Looking back, she was right. But it led to me feeling that my own mother, who had previously given me so much love, had now rejected me. That's why I endured so much emotional pain throughout my life in care. If my mother no longer loved me, then who else could love me? My foster mother tried so hard, yet all I wanted was my own mother. I did not want to be part of my new family and, from the age of 6, I began to withdraw into myself. I became very depressed, and was to grow up very lonely and isolated.
I felt that I didn't belong to anyone. I had an ethnic identity crisis. We were living in a predominantly white, middle class area. I became a victim of racial abuse from foster children in our home and at my primary school. At the age of 7, I ran away from school because the verbal abuse and bullying had become unbearable. But the teachers actually blamed me and said that I teased the other children.
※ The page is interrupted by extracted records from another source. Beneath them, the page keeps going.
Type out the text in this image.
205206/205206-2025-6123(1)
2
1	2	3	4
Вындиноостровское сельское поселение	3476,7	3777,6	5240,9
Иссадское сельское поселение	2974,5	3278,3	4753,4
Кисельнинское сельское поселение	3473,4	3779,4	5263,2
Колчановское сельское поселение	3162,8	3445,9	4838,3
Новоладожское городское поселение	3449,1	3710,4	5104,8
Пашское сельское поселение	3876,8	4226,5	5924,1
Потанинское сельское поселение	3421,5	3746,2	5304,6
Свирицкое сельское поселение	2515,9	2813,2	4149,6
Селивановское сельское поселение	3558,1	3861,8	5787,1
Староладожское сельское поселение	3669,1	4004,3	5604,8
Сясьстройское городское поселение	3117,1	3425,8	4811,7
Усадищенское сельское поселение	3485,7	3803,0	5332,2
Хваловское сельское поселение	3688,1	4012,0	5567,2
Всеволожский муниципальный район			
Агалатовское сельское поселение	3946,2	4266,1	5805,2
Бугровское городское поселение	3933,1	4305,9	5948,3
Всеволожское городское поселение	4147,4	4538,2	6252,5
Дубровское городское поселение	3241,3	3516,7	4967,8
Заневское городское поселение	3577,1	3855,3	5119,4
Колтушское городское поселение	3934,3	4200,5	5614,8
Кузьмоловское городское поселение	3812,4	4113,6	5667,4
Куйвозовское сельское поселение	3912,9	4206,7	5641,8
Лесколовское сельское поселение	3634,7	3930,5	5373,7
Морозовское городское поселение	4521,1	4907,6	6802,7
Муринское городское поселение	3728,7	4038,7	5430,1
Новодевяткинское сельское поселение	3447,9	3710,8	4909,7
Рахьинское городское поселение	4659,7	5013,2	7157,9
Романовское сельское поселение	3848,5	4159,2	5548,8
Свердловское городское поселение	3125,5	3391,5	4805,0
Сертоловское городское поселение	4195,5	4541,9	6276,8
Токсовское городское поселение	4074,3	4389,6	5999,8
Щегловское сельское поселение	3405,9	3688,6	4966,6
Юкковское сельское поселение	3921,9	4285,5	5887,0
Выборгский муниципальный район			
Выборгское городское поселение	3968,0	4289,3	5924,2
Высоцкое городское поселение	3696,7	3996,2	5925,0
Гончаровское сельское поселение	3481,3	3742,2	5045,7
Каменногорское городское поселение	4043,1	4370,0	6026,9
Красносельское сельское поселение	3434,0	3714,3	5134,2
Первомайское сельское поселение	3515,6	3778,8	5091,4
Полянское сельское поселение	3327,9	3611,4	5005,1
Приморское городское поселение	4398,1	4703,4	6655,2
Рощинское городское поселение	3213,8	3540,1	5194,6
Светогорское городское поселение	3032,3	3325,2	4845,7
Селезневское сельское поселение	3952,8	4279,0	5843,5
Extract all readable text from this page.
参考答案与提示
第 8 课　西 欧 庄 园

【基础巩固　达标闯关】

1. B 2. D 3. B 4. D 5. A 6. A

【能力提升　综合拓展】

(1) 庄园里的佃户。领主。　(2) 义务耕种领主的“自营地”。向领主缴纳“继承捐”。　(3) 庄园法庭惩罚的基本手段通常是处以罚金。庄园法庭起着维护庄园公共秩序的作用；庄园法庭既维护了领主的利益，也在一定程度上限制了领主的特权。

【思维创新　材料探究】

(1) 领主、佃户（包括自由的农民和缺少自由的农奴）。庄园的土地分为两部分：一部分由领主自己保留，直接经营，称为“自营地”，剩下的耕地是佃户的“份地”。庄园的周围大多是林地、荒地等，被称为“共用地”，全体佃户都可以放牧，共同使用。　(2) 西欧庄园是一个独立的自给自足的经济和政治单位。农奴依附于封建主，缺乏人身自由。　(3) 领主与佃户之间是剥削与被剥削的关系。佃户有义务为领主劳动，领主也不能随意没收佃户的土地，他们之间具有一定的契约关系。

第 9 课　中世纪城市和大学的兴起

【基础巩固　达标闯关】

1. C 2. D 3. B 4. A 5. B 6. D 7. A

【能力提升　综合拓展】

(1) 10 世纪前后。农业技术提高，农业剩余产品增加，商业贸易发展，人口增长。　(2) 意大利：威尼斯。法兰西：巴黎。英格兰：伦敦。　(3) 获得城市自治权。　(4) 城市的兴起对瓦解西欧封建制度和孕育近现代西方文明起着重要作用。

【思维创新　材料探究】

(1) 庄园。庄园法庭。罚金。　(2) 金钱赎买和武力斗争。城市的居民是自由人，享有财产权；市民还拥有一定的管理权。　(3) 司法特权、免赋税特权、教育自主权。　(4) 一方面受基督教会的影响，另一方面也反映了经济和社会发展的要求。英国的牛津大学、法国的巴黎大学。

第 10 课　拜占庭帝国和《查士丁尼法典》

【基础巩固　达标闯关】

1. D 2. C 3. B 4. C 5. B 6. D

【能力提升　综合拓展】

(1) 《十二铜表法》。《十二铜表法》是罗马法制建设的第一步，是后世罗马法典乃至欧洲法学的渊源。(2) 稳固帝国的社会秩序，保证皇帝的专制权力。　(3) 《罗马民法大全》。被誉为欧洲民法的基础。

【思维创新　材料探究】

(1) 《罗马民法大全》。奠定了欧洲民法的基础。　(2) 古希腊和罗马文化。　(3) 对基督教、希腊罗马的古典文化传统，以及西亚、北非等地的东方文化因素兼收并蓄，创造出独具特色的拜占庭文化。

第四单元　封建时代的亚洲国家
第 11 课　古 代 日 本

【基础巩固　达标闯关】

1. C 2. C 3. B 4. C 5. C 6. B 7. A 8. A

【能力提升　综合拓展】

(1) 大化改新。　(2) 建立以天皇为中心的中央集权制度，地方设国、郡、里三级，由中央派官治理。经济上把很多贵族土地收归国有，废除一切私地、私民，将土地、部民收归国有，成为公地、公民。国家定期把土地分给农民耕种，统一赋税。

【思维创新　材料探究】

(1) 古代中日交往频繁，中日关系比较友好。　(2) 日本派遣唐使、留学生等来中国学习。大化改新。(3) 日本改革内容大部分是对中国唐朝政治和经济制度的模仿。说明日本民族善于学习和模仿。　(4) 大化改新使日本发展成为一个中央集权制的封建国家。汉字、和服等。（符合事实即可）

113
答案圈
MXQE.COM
Over the years, much of the arguing and fighting with my foster mother stemmed from this. Every time I tried to talk to her about my ethnic origin, she got upset. She would claim that my skin colour was not important, but being part of the family was. My foster parents never really understood. Then when I was 9, we moved to rural Wales. Wales had hardly any ethnic minorities. The only people at my secondary school who were of ethnic origin were myself and an Anglo-Indian friend, and the racist abuse became even worse. On my first day at school, I was called a 'Paki' and beaten up. I was also bullied by racist sixth formers and the toilet walls regularly had BNP and National Front graffiti on them. I began to blame my foster parents and, at times, I really hated my foster mother. At the age of 14, I was so depressed that my social worker decided to find my natural mother. She found her living in the same flat, separated from her husband and with 2 more children.
I instantly began to idealise my natural family and hoped to live with them. But my mother didn't want to see me, claiming that I had my own family and that there was nothing she could offer me. I was so devastated that my image of women became very bitter and negative. I found it difficult to trust any woman. I do still find it difficult because fears of rejection cannot be easily overcome. However, I am slowly solving this by taking every woman I meet for who she is — not comparing her to my mother.
The arguments with my foster mother got worse. The day after I finished my A levels, I decided to move to London to establish my identity. I chose somewhere very different from my white, middle class background. I moved to Brixton and it didn't take me long to realise that I wasn't black either. However, it was when I started university that I felt most lost. I felt that I couldn't relate to anyone.
In my second year at university, I decided to go and visit my mother. Again, I imagined that everything would be perfect. My visit was disastrous. She would not even let me in the house! Instead, she looked at me and cried. She then closed the door, telling me never to come back again. I sank into a deep depression and resorted to heavy cannabis smoking. At this time, I began to confide in the manager of a local service for young adults. He made a massive effort to gain my trust, encouraging me to speak honestly about my feelings — no matter how difficult it was. I then went into counselling, which helped me to come to terms with my past.
I realised that the positive far outweighed the negative. I had been with my foster parents since I was 3 and, despite our problems, they had not dumped me. My foster dad had helped me to pass my A levels and obtain my degree in History. As for my foster mother, words cannot describe what I feel for her. She is an emotionally strong woman who realises that we cannot turn back the clock, but that our mother-son relationship is now becoming stronger.
I regularly visit them in Wales and feel that they have accepted my need to relate to my ethnic origin. I now feel comfortable defining myself as an Anglicised Greek Cypriot. Although each child has their own distinct experiences in the care system, I hope that some of you can relate to what I went through.
There's something which, like me, you might realise. It is that blood may well be thicker than water, but real love is most certainly thicker than blood.